For those who are lucky enough to travel the world, a common problem we might face is getting sick while abroad. Never has it been more important to have great gut health, especially in todays globalized world. On any given day we might enjoy food that has come from all over the world, showing that not only travelers should be concerned about the health benefits of probiotics.

What are the health benefits of probiotics?

The health benefits of probiotics can extend itself from boosting your immune system all the way to fighting food born illnesses. Control of your gut has been shown to improve health on a deep level.

Bacterial Gastroenteritis is a bacterium that causes an infection in your gut.

One of the ways bacterial gastroenteritis tends to develop is from contamination of food sources by bacteria. We commonly know this as “food poisoning.”


Do probiotics have side effects?

While some people will face side effects due to probiotics, the side effects tend to be mild and digestive such as gas.

While certain bacteria’s are very harmful, probiotics and prebiotics are good bacteria’s that can be very beneficial for your digestive system and even protects you from bad bacteria.

What are Prebiotics and Probiotics?

Probiotics are living bacteria that are great for your health and digestive system. Probiotics can help your immune system while promoting a healthy digestive track.

Probiotic comes from two Greek root words “pro” meaning “to promote” and “biotic” which means “life.”

Prebiotic is a non-digestible carbohydrate that acts as food for probiotics and bacteria in your gut. Prebiotic comes before and helps the probiotic. When the two combine we have what we call synbiotics.

Do probiotics help fight off infection? 

Elia Metchnikoff also known as the father of probiotics had discovered probiotics in the 20th century. Metchnikoff had observed the long life span of rural dwellers in Bulgaria. Metchnikoff theorized that host friendly bacteria found in sour milk enhanced their health.

There are billions of bacteria living within your digestive track and colon. This environment of bacteria is called a microbiome. Your stool has over 70% bacteria and is a mixture specific to each individual.

Auto Immune diseases such as Crohn’s, lupus, rheumatoid arthritis, ulcerative colitis, are more common in first world nations then less developed countries. The reason why this happens is called Hygiene Hypothesis.

Hygiene hypothesis is a term that suggests affluent societies have children who are less exposed to a variety of gut bacteria found in other parts of the world, which suppresses the natural development of the immune system.

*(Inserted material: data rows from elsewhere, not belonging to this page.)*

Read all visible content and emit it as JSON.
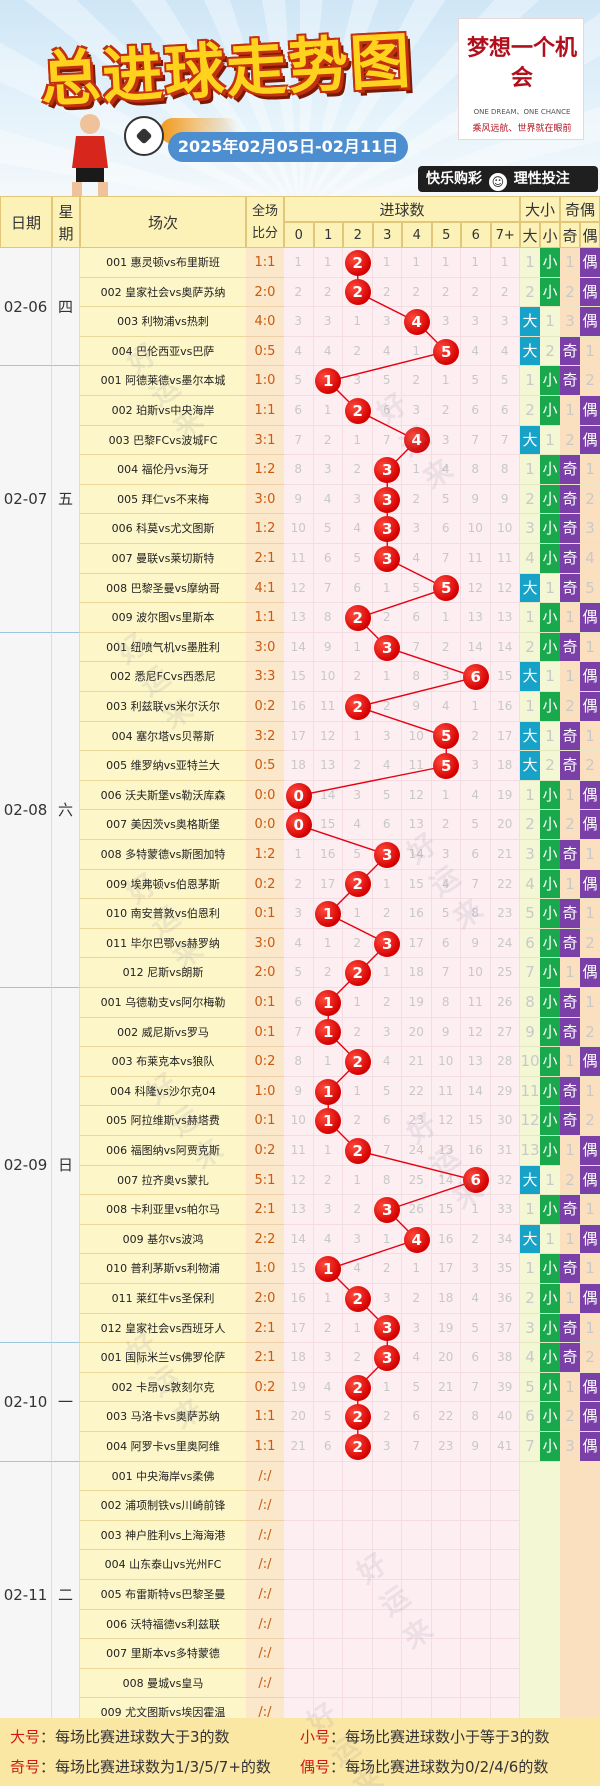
{
  "header": {
    "title": "总进球走势图",
    "date_range": "2025年02月05日-02月11日",
    "logo_text": "梦想一个机会",
    "logo_en": "ONE DREAM、ONE CHANCE",
    "logo_sub": "乘风远航、世界就在眼前",
    "slogan_left": "快乐购彩",
    "slogan_right": "理性投注",
    "watermark": "好运来"
  },
  "table_header": {
    "date": "日期",
    "week_top": "星",
    "week_bottom": "期",
    "match": "场次",
    "score_top": "全场",
    "score_bottom": "比分",
    "goals": "进球数",
    "goal_cols": [
      "0",
      "1",
      "2",
      "3",
      "4",
      "5",
      "6",
      "7+"
    ],
    "bigsmall": "大小",
    "big": "大",
    "small": "小",
    "oddeven": "奇偶",
    "odd": "奇",
    "even": "偶"
  },
  "colors": {
    "big": "#17a2c8",
    "small": "#19a84b",
    "odd": "#7b3fa8",
    "even": "#7b3fa8",
    "ball": "#e60012"
  },
  "chart_data": {
    "type": "table",
    "title": "总进球走势图",
    "days": [
      {
        "date": "02-06",
        "week": "四",
        "rows": 4
      },
      {
        "date": "02-07",
        "week": "五",
        "rows": 9
      },
      {
        "date": "02-08",
        "week": "六",
        "rows": 12
      },
      {
        "date": "02-09",
        "week": "日",
        "rows": 12
      },
      {
        "date": "02-10",
        "week": "一",
        "rows": 4
      },
      {
        "date": "02-11",
        "week": "二",
        "rows": 9
      }
    ],
    "matches": [
      {
        "name": "001 惠灵顿vs布里斯班",
        "score": "1:1",
        "goals": 2,
        "omit": [
          1,
          1,
          null,
          1,
          1,
          1,
          1,
          1
        ],
        "bs": "small",
        "bs_omit": 1,
        "oe": "even",
        "oe_omit": 1
      },
      {
        "name": "002 皇家社会vs奥萨苏纳",
        "score": "2:0",
        "goals": 2,
        "omit": [
          2,
          2,
          null,
          2,
          2,
          2,
          2,
          2
        ],
        "bs": "small",
        "bs_omit": 2,
        "oe": "even",
        "oe_omit": 2
      },
      {
        "name": "003 利物浦vs热刺",
        "score": "4:0",
        "goals": 4,
        "omit": [
          3,
          3,
          1,
          3,
          null,
          3,
          3,
          3
        ],
        "bs": "big",
        "bs_omit": 1,
        "oe": "even",
        "oe_omit": 3
      },
      {
        "name": "004 巴伦西亚vs巴萨",
        "score": "0:5",
        "goals": 5,
        "omit": [
          4,
          4,
          2,
          4,
          1,
          null,
          4,
          4
        ],
        "bs": "big",
        "bs_omit": 2,
        "oe": "odd",
        "oe_omit": 1
      },
      {
        "name": "001 阿德莱德vs墨尔本城",
        "score": "1:0",
        "goals": 1,
        "omit": [
          5,
          null,
          3,
          5,
          2,
          1,
          5,
          5
        ],
        "bs": "small",
        "bs_omit": 1,
        "oe": "odd",
        "oe_omit": 2
      },
      {
        "name": "002 珀斯vs中央海岸",
        "score": "1:1",
        "goals": 2,
        "omit": [
          6,
          1,
          null,
          6,
          3,
          2,
          6,
          6
        ],
        "bs": "small",
        "bs_omit": 2,
        "oe": "even",
        "oe_omit": 1
      },
      {
        "name": "003 巴黎FCvs波城FC",
        "score": "3:1",
        "goals": 4,
        "omit": [
          7,
          2,
          1,
          7,
          null,
          3,
          7,
          7
        ],
        "bs": "big",
        "bs_omit": 1,
        "oe": "even",
        "oe_omit": 2
      },
      {
        "name": "004 福伦丹vs海牙",
        "score": "1:2",
        "goals": 3,
        "omit": [
          8,
          3,
          2,
          null,
          1,
          4,
          8,
          8
        ],
        "bs": "small",
        "bs_omit": 1,
        "oe": "odd",
        "oe_omit": 1
      },
      {
        "name": "005 拜仁vs不来梅",
        "score": "3:0",
        "goals": 3,
        "omit": [
          9,
          4,
          3,
          null,
          2,
          5,
          9,
          9
        ],
        "bs": "small",
        "bs_omit": 2,
        "oe": "odd",
        "oe_omit": 2
      },
      {
        "name": "006 科莫vs尤文图斯",
        "score": "1:2",
        "goals": 3,
        "omit": [
          10,
          5,
          4,
          null,
          3,
          6,
          10,
          10
        ],
        "bs": "small",
        "bs_omit": 3,
        "oe": "odd",
        "oe_omit": 3
      },
      {
        "name": "007 曼联vs莱切斯特",
        "score": "2:1",
        "goals": 3,
        "omit": [
          11,
          6,
          5,
          null,
          4,
          7,
          11,
          11
        ],
        "bs": "small",
        "bs_omit": 4,
        "oe": "odd",
        "oe_omit": 4
      },
      {
        "name": "008 巴黎圣曼vs摩纳哥",
        "score": "4:1",
        "goals": 5,
        "omit": [
          12,
          7,
          6,
          1,
          5,
          null,
          12,
          12
        ],
        "bs": "big",
        "bs_omit": 1,
        "oe": "odd",
        "oe_omit": 5
      },
      {
        "name": "009 波尔图vs里斯本",
        "score": "1:1",
        "goals": 2,
        "omit": [
          13,
          8,
          null,
          2,
          6,
          1,
          13,
          13
        ],
        "bs": "small",
        "bs_omit": 1,
        "oe": "even",
        "oe_omit": 1
      },
      {
        "name": "001 纽喷气机vs墨胜利",
        "score": "3:0",
        "goals": 3,
        "omit": [
          14,
          9,
          1,
          null,
          7,
          2,
          14,
          14
        ],
        "bs": "small",
        "bs_omit": 2,
        "oe": "odd",
        "oe_omit": 1
      },
      {
        "name": "002 悉尼FCvs西悉尼",
        "score": "3:3",
        "goals": 6,
        "omit": [
          15,
          10,
          2,
          1,
          8,
          3,
          null,
          15
        ],
        "bs": "big",
        "bs_omit": 1,
        "oe": "even",
        "oe_omit": 1
      },
      {
        "name": "003 利兹联vs米尔沃尔",
        "score": "0:2",
        "goals": 2,
        "omit": [
          16,
          11,
          null,
          2,
          9,
          4,
          1,
          16
        ],
        "bs": "small",
        "bs_omit": 1,
        "oe": "even",
        "oe_omit": 2
      },
      {
        "name": "004 塞尔塔vs贝蒂斯",
        "score": "3:2",
        "goals": 5,
        "omit": [
          17,
          12,
          1,
          3,
          10,
          null,
          2,
          17
        ],
        "bs": "big",
        "bs_omit": 1,
        "oe": "odd",
        "oe_omit": 1
      },
      {
        "name": "005 维罗纳vs亚特兰大",
        "score": "0:5",
        "goals": 5,
        "omit": [
          18,
          13,
          2,
          4,
          11,
          null,
          3,
          18
        ],
        "bs": "big",
        "bs_omit": 2,
        "oe": "odd",
        "oe_omit": 2
      },
      {
        "name": "006 沃夫斯堡vs勒沃库森",
        "score": "0:0",
        "goals": 0,
        "omit": [
          null,
          14,
          3,
          5,
          12,
          1,
          4,
          19
        ],
        "bs": "small",
        "bs_omit": 1,
        "oe": "even",
        "oe_omit": 1
      },
      {
        "name": "007 美因茨vs奥格斯堡",
        "score": "0:0",
        "goals": 0,
        "omit": [
          null,
          15,
          4,
          6,
          13,
          2,
          5,
          20
        ],
        "bs": "small",
        "bs_omit": 2,
        "oe": "even",
        "oe_omit": 2
      },
      {
        "name": "008 多特蒙德vs斯图加特",
        "score": "1:2",
        "goals": 3,
        "omit": [
          1,
          16,
          5,
          null,
          14,
          3,
          6,
          21
        ],
        "bs": "small",
        "bs_omit": 3,
        "oe": "odd",
        "oe_omit": 1
      },
      {
        "name": "009 埃弗顿vs伯恩茅斯",
        "score": "0:2",
        "goals": 2,
        "omit": [
          2,
          17,
          null,
          1,
          15,
          4,
          7,
          22
        ],
        "bs": "small",
        "bs_omit": 4,
        "oe": "even",
        "oe_omit": 1
      },
      {
        "name": "010 南安普敦vs伯恩利",
        "score": "0:1",
        "goals": 1,
        "omit": [
          3,
          null,
          1,
          2,
          16,
          5,
          8,
          23
        ],
        "bs": "small",
        "bs_omit": 5,
        "oe": "odd",
        "oe_omit": 1
      },
      {
        "name": "011 毕尔巴鄂vs赫罗纳",
        "score": "3:0",
        "goals": 3,
        "omit": [
          4,
          1,
          2,
          null,
          17,
          6,
          9,
          24
        ],
        "bs": "small",
        "bs_omit": 6,
        "oe": "odd",
        "oe_omit": 2
      },
      {
        "name": "012 尼斯vs朗斯",
        "score": "2:0",
        "goals": 2,
        "omit": [
          5,
          2,
          null,
          1,
          18,
          7,
          10,
          25
        ],
        "bs": "small",
        "bs_omit": 7,
        "oe": "even",
        "oe_omit": 1
      },
      {
        "name": "001 乌德勒支vs阿尔梅勒",
        "score": "0:1",
        "goals": 1,
        "omit": [
          6,
          null,
          1,
          2,
          19,
          8,
          11,
          26
        ],
        "bs": "small",
        "bs_omit": 8,
        "oe": "odd",
        "oe_omit": 1
      },
      {
        "name": "002 威尼斯vs罗马",
        "score": "0:1",
        "goals": 1,
        "omit": [
          7,
          null,
          2,
          3,
          20,
          9,
          12,
          27
        ],
        "bs": "small",
        "bs_omit": 9,
        "oe": "odd",
        "oe_omit": 2
      },
      {
        "name": "003 布莱克本vs狼队",
        "score": "0:2",
        "goals": 2,
        "omit": [
          8,
          1,
          null,
          4,
          21,
          10,
          13,
          28
        ],
        "bs": "small",
        "bs_omit": 10,
        "oe": "even",
        "oe_omit": 1
      },
      {
        "name": "004 科隆vs沙尔克04",
        "score": "1:0",
        "goals": 1,
        "omit": [
          9,
          null,
          1,
          5,
          22,
          11,
          14,
          29
        ],
        "bs": "small",
        "bs_omit": 11,
        "oe": "odd",
        "oe_omit": 1
      },
      {
        "name": "005 阿拉维斯vs赫塔费",
        "score": "0:1",
        "goals": 1,
        "omit": [
          10,
          null,
          2,
          6,
          23,
          12,
          15,
          30
        ],
        "bs": "small",
        "bs_omit": 12,
        "oe": "odd",
        "oe_omit": 2
      },
      {
        "name": "006 福图纳vs阿贾克斯",
        "score": "0:2",
        "goals": 2,
        "omit": [
          11,
          1,
          null,
          7,
          24,
          13,
          16,
          31
        ],
        "bs": "small",
        "bs_omit": 13,
        "oe": "even",
        "oe_omit": 1
      },
      {
        "name": "007 拉齐奥vs蒙扎",
        "score": "5:1",
        "goals": 6,
        "omit": [
          12,
          2,
          1,
          8,
          25,
          14,
          null,
          32
        ],
        "bs": "big",
        "bs_omit": 1,
        "oe": "even",
        "oe_omit": 2
      },
      {
        "name": "008 卡利亚里vs帕尔马",
        "score": "2:1",
        "goals": 3,
        "omit": [
          13,
          3,
          2,
          null,
          26,
          15,
          1,
          33
        ],
        "bs": "small",
        "bs_omit": 1,
        "oe": "odd",
        "oe_omit": 1
      },
      {
        "name": "009 基尔vs波鸿",
        "score": "2:2",
        "goals": 4,
        "omit": [
          14,
          4,
          3,
          1,
          null,
          16,
          2,
          34
        ],
        "bs": "big",
        "bs_omit": 1,
        "oe": "even",
        "oe_omit": 1
      },
      {
        "name": "010 普利茅斯vs利物浦",
        "score": "1:0",
        "goals": 1,
        "omit": [
          15,
          null,
          4,
          2,
          1,
          17,
          3,
          35
        ],
        "bs": "small",
        "bs_omit": 1,
        "oe": "odd",
        "oe_omit": 1
      },
      {
        "name": "011 莱红牛vs圣保利",
        "score": "2:0",
        "goals": 2,
        "omit": [
          16,
          1,
          null,
          3,
          2,
          18,
          4,
          36
        ],
        "bs": "small",
        "bs_omit": 2,
        "oe": "even",
        "oe_omit": 1
      },
      {
        "name": "012 皇家社会vs西班牙人",
        "score": "2:1",
        "goals": 3,
        "omit": [
          17,
          2,
          1,
          null,
          3,
          19,
          5,
          37
        ],
        "bs": "small",
        "bs_omit": 3,
        "oe": "odd",
        "oe_omit": 1
      },
      {
        "name": "001 国际米兰vs佛罗伦萨",
        "score": "2:1",
        "goals": 3,
        "omit": [
          18,
          3,
          2,
          null,
          4,
          20,
          6,
          38
        ],
        "bs": "small",
        "bs_omit": 4,
        "oe": "odd",
        "oe_omit": 2
      },
      {
        "name": "002 卡昂vs敦刻尔克",
        "score": "0:2",
        "goals": 2,
        "omit": [
          19,
          4,
          null,
          1,
          5,
          21,
          7,
          39
        ],
        "bs": "small",
        "bs_omit": 5,
        "oe": "even",
        "oe_omit": 1
      },
      {
        "name": "003 马洛卡vs奥萨苏纳",
        "score": "1:1",
        "goals": 2,
        "omit": [
          20,
          5,
          null,
          2,
          6,
          22,
          8,
          40
        ],
        "bs": "small",
        "bs_omit": 6,
        "oe": "even",
        "oe_omit": 2
      },
      {
        "name": "004 阿罗卡vs里奥阿维",
        "score": "1:1",
        "goals": 2,
        "omit": [
          21,
          6,
          null,
          3,
          7,
          23,
          9,
          41
        ],
        "bs": "small",
        "bs_omit": 7,
        "oe": "even",
        "oe_omit": 3
      },
      {
        "name": "001 中央海岸vs柔佛",
        "score": "/:/"
      },
      {
        "name": "002 浦项制铁vs川崎前锋",
        "score": "/:/"
      },
      {
        "name": "003 神户胜利vs上海海港",
        "score": "/:/"
      },
      {
        "name": "004 山东泰山vs光州FC",
        "score": "/:/"
      },
      {
        "name": "005 布雷斯特vs巴黎圣曼",
        "score": "/:/"
      },
      {
        "name": "006 沃特福德vs利兹联",
        "score": "/:/"
      },
      {
        "name": "007 里斯本vs多特蒙德",
        "score": "/:/"
      },
      {
        "name": "008 曼城vs皇马",
        "score": "/:/"
      },
      {
        "name": "009 尤文图斯vs埃因霍温",
        "score": "/:/"
      }
    ]
  },
  "footer": {
    "big_label": "大号",
    "big_desc": "：每场比赛进球数大于3的数",
    "small_label": "小号",
    "small_desc": "：每场比赛进球数小于等于3的数",
    "odd_label": "奇号",
    "odd_desc": "：每场比赛进球数为1/3/5/7+的数",
    "even_label": "偶号",
    "even_desc": "：每场比赛进球数为0/2/4/6的数"
  }
}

Our diet is also greatly affected by the development of our autoimmune system. If our guts are not healthy the way it should, western diets that are high in fats, sugar, and meats, will be more susceptible to stomach diseases even obesity and type II diabetes.

A quick Biological tour of Prebiotics:

Majority of prebiotics are identified as oligosaccharides, which are resistant to our human digestive enzymes. Oligosaccharide passes though our upper Gastro Intestinal system without being digested. Fermentation then happens in our lower colon producing short-chain fatty acids, which nourishes the microbiota that live there.